È suddivisa in due parti: prima, con dei filmati e l'audioguida (c'è solo in inglese, francese e tedesco), viene spiegato chi era Tutankhamon, qual era la situazione storica in Egitto al tempo della sua ascesa al trono, chi era Carter e come è arrivato ad avere la più grossa botta di culo della storia. (Sì, si è fatto davvero il mazzo per trovare quel gradino, ma ha avuto anche tanta fortuna, ammettiamolo). Poi, per meglio far capire cosa si è trovato davanti e che tipo di problemi ha dovuto gestire, ci sono delle ricostruzioni a grandezza naturale: ad esempio, l'anticamera, nell'esatto stato in cui si trovava al momento della scoperta.
La foto viene (putroppo) da qui
Oppure, il complicato sistema di carrucole che si sono dovuti inventare per riuscire a tirare fuori il faraone da tutti gli scrigni e i sarcofagi che lo racchiudevano. La stanza del tesoro, con un Anubi dallo sguardo intenso che ti fissa. Insomma, puoi, per ipotesi, entrare beatamente ignorante e  riuscire lo stesso a goderti la mostra e a capire cosa stai guardando.

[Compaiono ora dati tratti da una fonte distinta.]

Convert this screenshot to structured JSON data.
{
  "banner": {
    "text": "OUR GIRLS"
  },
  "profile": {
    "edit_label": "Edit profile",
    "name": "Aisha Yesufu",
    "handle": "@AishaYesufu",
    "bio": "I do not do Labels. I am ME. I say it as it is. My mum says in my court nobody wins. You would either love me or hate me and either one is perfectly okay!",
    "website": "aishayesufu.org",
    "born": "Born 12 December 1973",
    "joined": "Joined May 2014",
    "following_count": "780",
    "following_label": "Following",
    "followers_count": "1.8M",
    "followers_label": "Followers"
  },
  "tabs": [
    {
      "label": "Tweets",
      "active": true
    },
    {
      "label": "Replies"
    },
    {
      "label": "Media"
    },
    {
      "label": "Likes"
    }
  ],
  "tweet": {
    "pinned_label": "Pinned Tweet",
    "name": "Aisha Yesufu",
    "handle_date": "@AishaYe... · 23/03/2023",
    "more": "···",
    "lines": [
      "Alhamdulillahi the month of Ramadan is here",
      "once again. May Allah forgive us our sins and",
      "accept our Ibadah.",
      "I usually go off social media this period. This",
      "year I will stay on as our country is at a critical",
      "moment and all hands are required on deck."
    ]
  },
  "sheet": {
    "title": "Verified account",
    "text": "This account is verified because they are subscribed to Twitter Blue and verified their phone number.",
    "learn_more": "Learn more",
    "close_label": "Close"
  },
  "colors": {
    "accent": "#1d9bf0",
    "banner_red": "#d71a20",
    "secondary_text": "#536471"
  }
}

Finita quella, si entra nella parte dedicata al tesoro.
La foto viene (purtroppo) da qui
Sono riproduzioni. Del resto, non è che si possano prendere delle scatole di legno dorato, vecchie di tremila anni e grandi come stanze, e portarle in giro per l'Europa.
E, nel caso in cui la fragilità non rappresenta un problema, non è consigliabile: un sarcofago d'oro massiccio pesante centodieci chili, di valore incalcolabile? La maschera? I gioielli? Che razza di sistemi di sicurezza ci vorrebbero?
Però la fedeltà agli originali è sbalorditiva, non per niente sono stati necessari anni di preparativi. Ci sono gli scrigni: cinque, progettati per stare l'uno dentro l'altro, poi i sarcofagi stessi, legno dorato il più esterno, metallo il più interno. Qua sopra potete rendervi conto del colpo d'occhio. Non male, eh?
E poi i gioielli (fra le bende ne hanno trovati qualcosa come duecento), le statue, i canopi. E gli oggetti: moltissimi oggetti. Tutte quello che serve per una permanenza nell'aldilà da vero VIP.
La foto (purtroppo) viene da qui
La cosa più fica (dopo la maschera)? Il carro (ne sono stati trovati tipo cinque, ma lì ce n'era solo uno). Montato è davvero imponente.
E poi, alla fine del percorso, lei. La maschera. Imitazione o no, è spettacolosa: sono rimasta a fissarla, impalata e in mezzo allo sciame dei turisti - una comitiva di tedeschi con un nugolo di marmocchi -, per un quarto d'ora.
Insomma, Parigi val bene lo spappolamento dei piedi, il freddo e l'acqua (il meteo è stato assai poco collaborativo e non mi sono mai inzuppata tanto) e pure, perché no, una messa. Che valga anche la perdita del mio iPhone, fregato in metro subito prima della partenza per l'Italia, con annesse tutte le foto (per non parlare dei contatti e dei dati personali)... ecco, su quello devo rifletterci ancora un po'.




2 commenti:

  1. Ehm, gentilissima signorina Coscia... ehm...l'Iphone, il suo, l'ho ehm... trovato io ma... ehm... non ce l'ho più ecco... ehm...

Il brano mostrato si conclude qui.